23. Jarrett Bush, CB: Veteran played perhaps his best defensive football while serving as the dime defensive back over the final five weeks of the season. Did not allow a touchdown pass and had the game-clinching interception in the late stages of the Week 14 win over the Atlanta Falcons. However, he blew containment on Colin Kaepernick's third-and-8 scramble that set up the game-winning field goal as time expired in the playoff loss to the 49ers. Finished tied for fourth on the team in special teams tackles (seven) despite missing four games because of a hamstring injury. Once was one of the most penalized players on the team, but was flagged for only one (an illegal block) in 2013.

24. Mike Neal, OLB: Made the transition from defensive end and saw more playing time (65.9 percent) than any outside linebacker on the roster. Battled through a couple of injuries but did not miss a game for the first time in his four-year career but then left in the first quarter of the playoff game because of a knee injury. Had a career-high five sacks and also had an interception and a forced fumble but struggled with some of the other aspects of playing on the outside. Missed 11 tackles, tied for the second-most on the team. An unrestricted free agent whose return is not a guarantee.

25. Johnny Jolly, DT: Made a successful comeback from a prison sentence and a three-year NFL suspension for violating the league's substance-abuse policy. Played well early in the season, when the Packers had a top-5 run defense, but his decline mirrored the Packers' fall to 25th against the run. Missed only one tackle while playing 25.7 percent of the snaps, most in obvious run situations. Sustained a season-ending neck injury in Week 15 against the Cowboys, although it is not believed to be career threatening. At age 30 and scheduled to be an unrestricted free agent, still looks likely to return for a moderate price.
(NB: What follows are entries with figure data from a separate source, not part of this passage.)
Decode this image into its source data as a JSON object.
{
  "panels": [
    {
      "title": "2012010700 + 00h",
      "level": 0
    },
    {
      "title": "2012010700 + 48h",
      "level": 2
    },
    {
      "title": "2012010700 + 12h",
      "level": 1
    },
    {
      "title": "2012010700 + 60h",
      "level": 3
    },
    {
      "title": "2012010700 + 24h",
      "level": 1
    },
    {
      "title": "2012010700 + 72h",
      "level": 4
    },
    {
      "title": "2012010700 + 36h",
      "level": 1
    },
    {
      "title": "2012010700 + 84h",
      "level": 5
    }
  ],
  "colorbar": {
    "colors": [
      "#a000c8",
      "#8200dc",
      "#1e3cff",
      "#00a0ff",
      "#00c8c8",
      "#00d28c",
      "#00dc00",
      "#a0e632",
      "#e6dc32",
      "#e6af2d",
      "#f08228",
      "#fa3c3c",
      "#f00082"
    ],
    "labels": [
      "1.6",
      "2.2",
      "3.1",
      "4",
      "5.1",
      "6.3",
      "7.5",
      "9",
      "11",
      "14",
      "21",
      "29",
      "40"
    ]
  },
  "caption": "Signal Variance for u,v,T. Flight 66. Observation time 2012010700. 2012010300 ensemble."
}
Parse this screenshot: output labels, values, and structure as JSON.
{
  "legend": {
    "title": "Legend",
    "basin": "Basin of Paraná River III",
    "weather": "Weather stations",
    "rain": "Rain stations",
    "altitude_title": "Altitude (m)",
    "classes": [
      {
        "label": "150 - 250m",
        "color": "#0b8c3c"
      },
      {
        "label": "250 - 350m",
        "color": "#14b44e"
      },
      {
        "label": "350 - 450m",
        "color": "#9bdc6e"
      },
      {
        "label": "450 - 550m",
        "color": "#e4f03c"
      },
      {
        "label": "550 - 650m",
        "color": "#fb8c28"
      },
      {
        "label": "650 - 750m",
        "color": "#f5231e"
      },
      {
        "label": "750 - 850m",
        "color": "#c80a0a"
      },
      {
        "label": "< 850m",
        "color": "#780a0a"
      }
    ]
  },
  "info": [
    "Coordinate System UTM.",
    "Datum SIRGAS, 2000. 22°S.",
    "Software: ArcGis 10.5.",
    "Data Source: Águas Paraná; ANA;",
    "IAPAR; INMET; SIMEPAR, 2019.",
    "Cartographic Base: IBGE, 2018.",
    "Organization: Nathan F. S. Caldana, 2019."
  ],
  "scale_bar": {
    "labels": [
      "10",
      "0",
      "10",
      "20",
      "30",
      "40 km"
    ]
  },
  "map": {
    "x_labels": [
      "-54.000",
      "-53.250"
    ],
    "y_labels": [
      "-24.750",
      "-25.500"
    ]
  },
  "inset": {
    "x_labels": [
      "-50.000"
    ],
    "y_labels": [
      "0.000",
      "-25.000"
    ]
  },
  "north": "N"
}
26. Ryan Pickett, DT: At age 34 and in his 13th NFL season, played in every game for the second straight season. Ranked third on the defense in playing time (48.0 percent of the snaps), led the defensive line in tackles and was not charged with a single missed tackle. Doesn't get much done as a pass- rusher anymore -- last sack came in the 2010 season. An unrestricted free agent, his age and decline in play might spell the end in Green Bay.

27. B.J. Raji, DT: Made less of an impact than in any of his previous four seasons, which could hurt his value as an unrestricted free if the Packers don't re-sign him. Reportedly turned down an $8 million-per-year offer at some point last year but would be hard pressed to get that kind of money from the Packers now. Still led the defensive linemen in playing time (58.7 percent) but failed to record a sack for the second straight season. Although he has been non-committal about returning, there's a sense among some inside the organization that Raji would rather try his hand in a different scheme.

28. Don Barclay, T: Started all but two games at right tackle and was solid in the running game but struggled in pass protection. Allowed nine sacks -- one fewer than left David Bakhtiari, who gave up a team-high 10 in 17 games. Also allowed 27 quarterback hurries in 15 games, one fewer than Bakhtiari did in 17, according to ProFootballFocus.com. Ranked third among Packers' offensive linemen with five penalties (three false starts, two holding). With the expected return of Bryan Bulaga next season from his knee injury, Barclay likely will go back to being a backup.

29. Brett Goode, LS: Veteran did not have any major problems on his snaps for punter Tim Masthay or on Mason Crosby's placekicks. Made only one tackle on the punt coverage team. Expected to be the snapper for the near future.

30. Nick Perry, OLB: Injuries hampered the former first-round pick's transition from a college defensive end for the second straight season. Sustained a foot injury on a strip-sack in Week 6 against the Ravens and missed five of the next six games. Still was hobbled upon his return and played only 38.3 percent of the snaps. Posted four sacks and eight quarterback hits while forcing three fumbles. Committed a terrible gaffe on special teams, when he jumped off sides with 1:35 remaining in Week 16 when the Steelers were lined up for a field goal. The penalty gave the Steelers a first down, and they then scored the game-winning touchdown.